Meeting the Director

As I’ve mentioned in previous posts, I was invited by the PC BG staff to have lunch with the Director of the Peace Corps. That’s the boss of my boss’ boss’ boss. There were 12 of us total and it was just us PCVs as well as a few PC BG administrative staff (like the country director of Bulgaria. To use to the words of language trainer during PST, the “big cheese”), some of the Directer Tschetter’s staff as well as regional staff (didn’t think about it, but it makes sense the the PC divides up the world of PC countries which are overseen by another layer of administration) and his wife. The Director and his wife served in the Peace Corps in India in the late 60’s.

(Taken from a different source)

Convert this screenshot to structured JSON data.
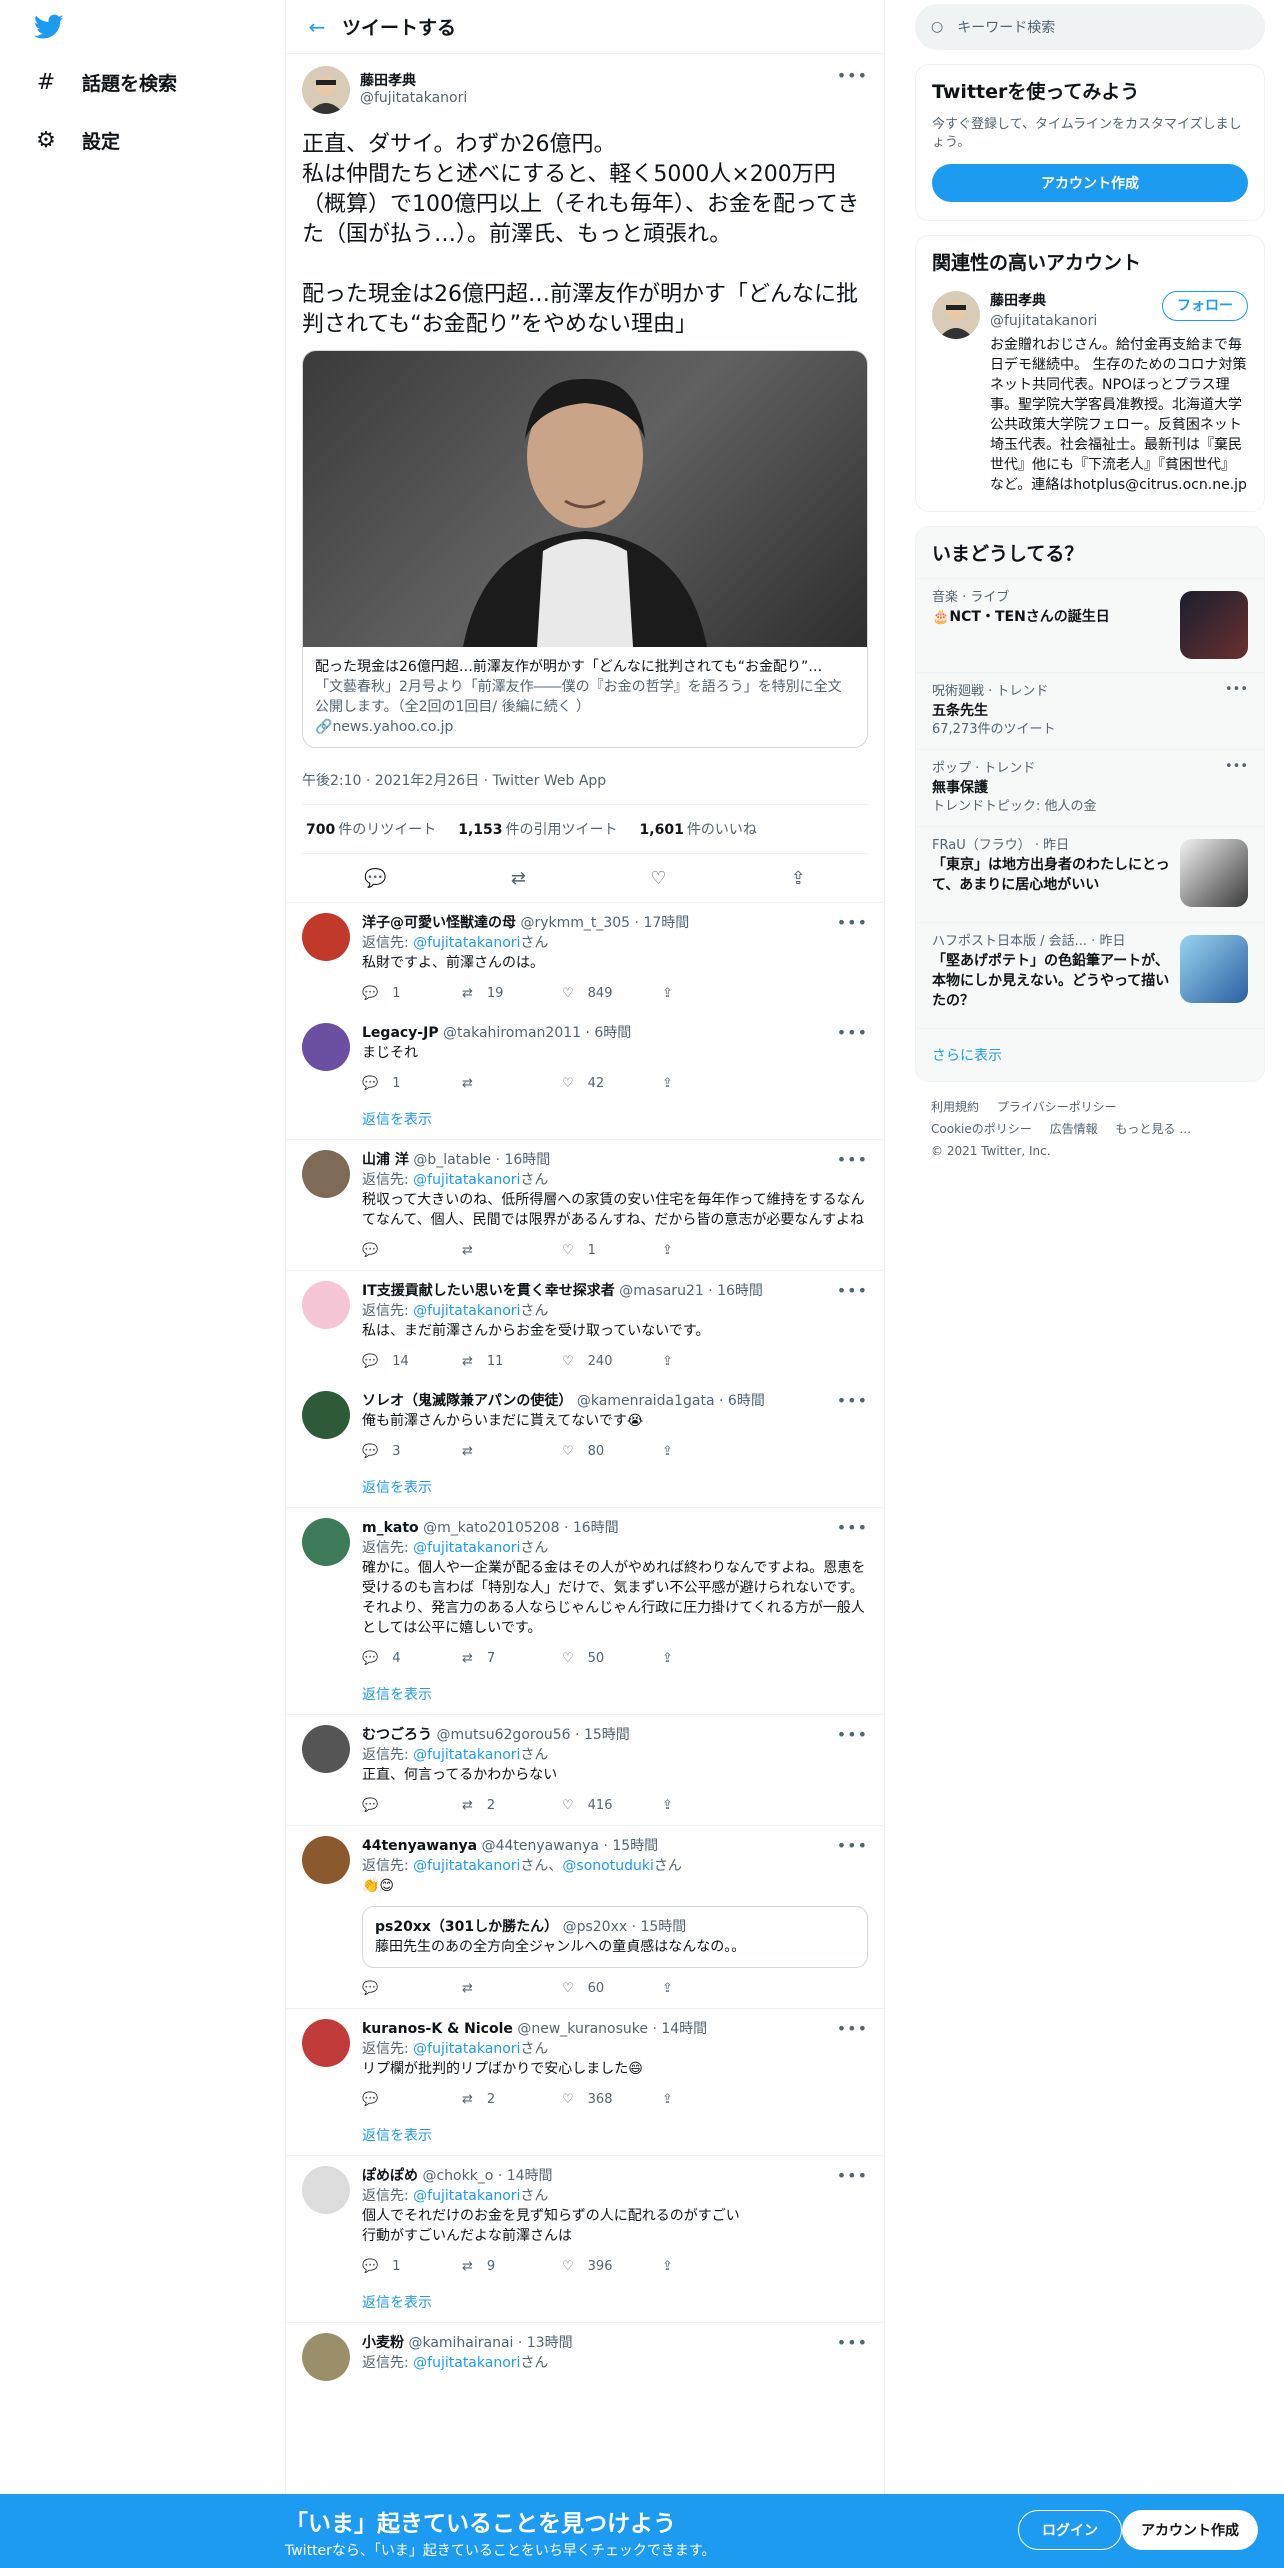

The 12 of us met in the city center in Pazardjik, which is about two hours outside of Sofia (and about 1:45 from Chirpan) and walked to the restaurant and waited for the director and the rest of his entourage to arrive. He came in with everyone and greeted us. After meeting everyone and shaking their hands, we sat down. The Director sat just across from me. I was a bit nervous sitting to someone so important, but not just that, but for an organization I work for. However, he was a very nice guy. It seemed a bit surreal seeing how laid back he was and (what I thought was ) a little police escort (he outranked the US Ambassador to Bulgaria in terms of ranking diplomats in country). Throughout the course of the meal, we talked about life in Bulgaria and how we thought our service was going. He seemed impressed with horo dancing. During the first course, I commented that this was the fastest I’ve ever eaten a salad in Bulgaria (20 minutes) that it usually took me close to two hours!

After the meal, he gave a short speech. He’s currently on a world wide tour of all PC countries. Bulgaria is number 36 out of 76 on his tour (he has held the post for just over two years). He said that in every country, he has met volunteers and they all say the same thing “It’s difficult, but…“. To him, he said, that was the best response; that PCVs are seeing more than just the hardships of service, but the goals of service. He told us that the PC is opening a post in Rwanda and some stories from service countries. He also said that there is a worldwide demand for PCVs. For example, he met the president of Mongolia who told him that he wants an additional 220 PCV on top of the currently 110 (all TEFL). When asked why he wanted such a huge increase, the president replied that there are 330 governmental districts and he wants a PCV in each of them. China also has a high demand for TEFL PCVs. They are all posted in universities. They are, not unsurprisingly, not allowed to pursue side projects, only teach English. An interesting country for service indeed. He also mentioned that PC Kenya had been suspended two weeks ago due to the political unrest. I was a little surprised that they pulled out only two weeks ago. But he explained that the PCVs were at little risk being so well integrated into village life that they were safe. They pulled out when more and more road blocks when up and it became difficult to travel. PCVs from Kenya have now been either re-assigned or are waiting back in the US for the all-clear to return. (Side note: he said that, because of Peace Corps Volunteers, Kenya now has a standardized sign language. Before it was regional or even village based. Truly a great accomplishment!).

We had a chance to discuss PC policy with him as a table. He asked if there was anything we wanted to change, etc. The best response was how board the application process is. When you apply to the Peace Corps you don’t apply to a particular program, you apply to them all. You could be a teacher in the US, but when you apply, you’re also applying to be a public health or an agriculture volunteer among others. He told us, chuckling, that this had been brought up several times before and they’re trying to make in logistically possible. He also asked if training did a good job preparing us for our jobs. A TEFL took this one and emphatically said that there was nothing that could possible prepare a PCV for a Bulgarian school. This drew laughs from everyone. She said that some teachers ask her how, in American movies, a bus driver can control so many kids on a bus alone while at her school in Bulgaria, on a bus half the size, there are six teachers and a bus driver!

The whole event lasted about an hour and a half and at the end of it, we were all impressed with him. He’s a really nice guy and genuinely cares. However, we were all jealous of his aide. His personal assistant graduated college the same time I did and gets to travel around the world meeting foreign dignitaries with the Peace Corps Director. There has to be a power political figure in his family to get him that job.